In October 1959, a Yale professor sat in front of the Congress' Joint Economic Committee and calmly announced that the Bretton Woods system was doomed. Years of pumping dollars into the world economy through post-war programs such as the Marshall Plan, was making it increasingly difficult to maintain the gold standard. The Belgium-born economist, Robert Triffin, was right. The Bretton Woods system collapsed in 1971, and today the dollar's role as the world's reserve currency has the United States running the world's largest current account deficit.
This reserve currency paradox, known as Triffin dilemma, says that the dollar could not survive as the world's reserve currency without requiring the United States to run ever-growing deficits to provide the world with liquidity. However, the demands on a reserve currency means that excess supply would undermine its value. Moreover, cheap sources of capital and positive trade balances cannot really happen at the same time. The flip side of "interest-free" loan made possible by selling currency to foreign governments along with ability to raise capital quickly is to endure consistently large current account deficits. Fortunately, the countries that benefited from U.S. consumption reinvested the excess dollars that they earned as foreign reserves back into the U.S. asset markets, notably U.S. Treasuries, thus supporting the dollar, keeping interest rates low, and perpetuating the imbalances. The Triffin dilemma therefore highlights fundamental conflicts that arise between domestic and international economic objectives.

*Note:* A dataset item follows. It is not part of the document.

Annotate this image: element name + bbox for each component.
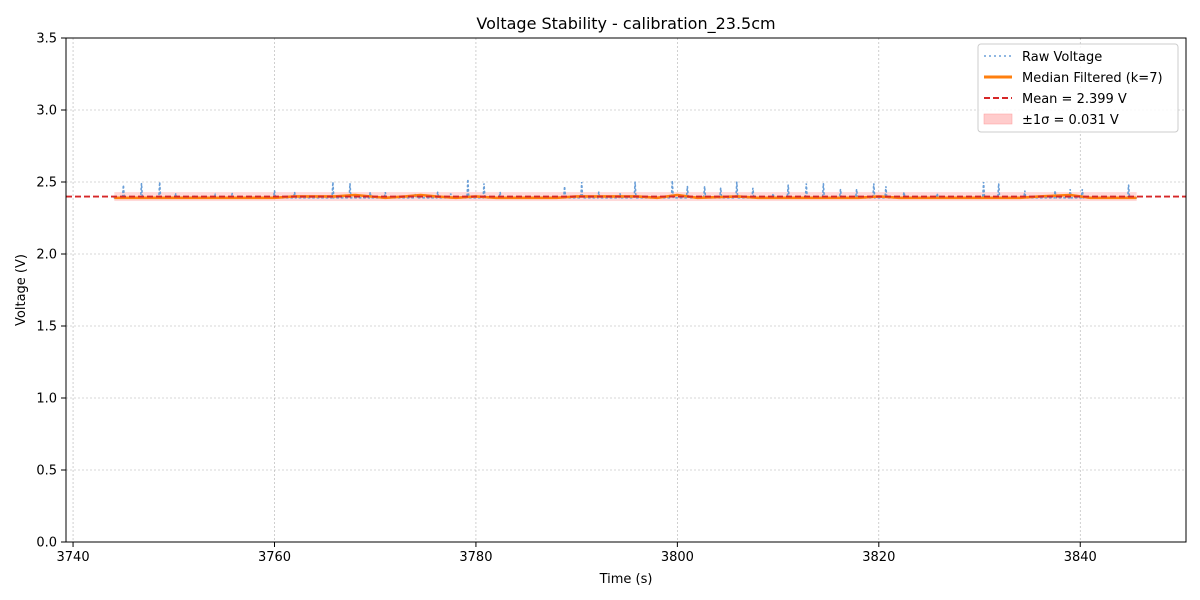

Triffin proposed the creation of new reserve units. Similar to Keynes' originally proposed Bancor, these units would not depend on gold or currencies, but would add to the world's total liquidity. Creating such a new reserve would allow the U.S. to reduce its balance of payment deficits, while still allowing for global economic expansion. First created in 1969, Special Drawing Rights (aka SDR) are supplementary foreign exchange reserve assets defined and maintained by the International Monetary Fund (IMF) that would serve in this role. Their value is based on a basket of key international currencies reviewed by the IMF every five years, and consists of the following four currencies: U.S. dollars, euro, pounds sterling, and the Japanese yen.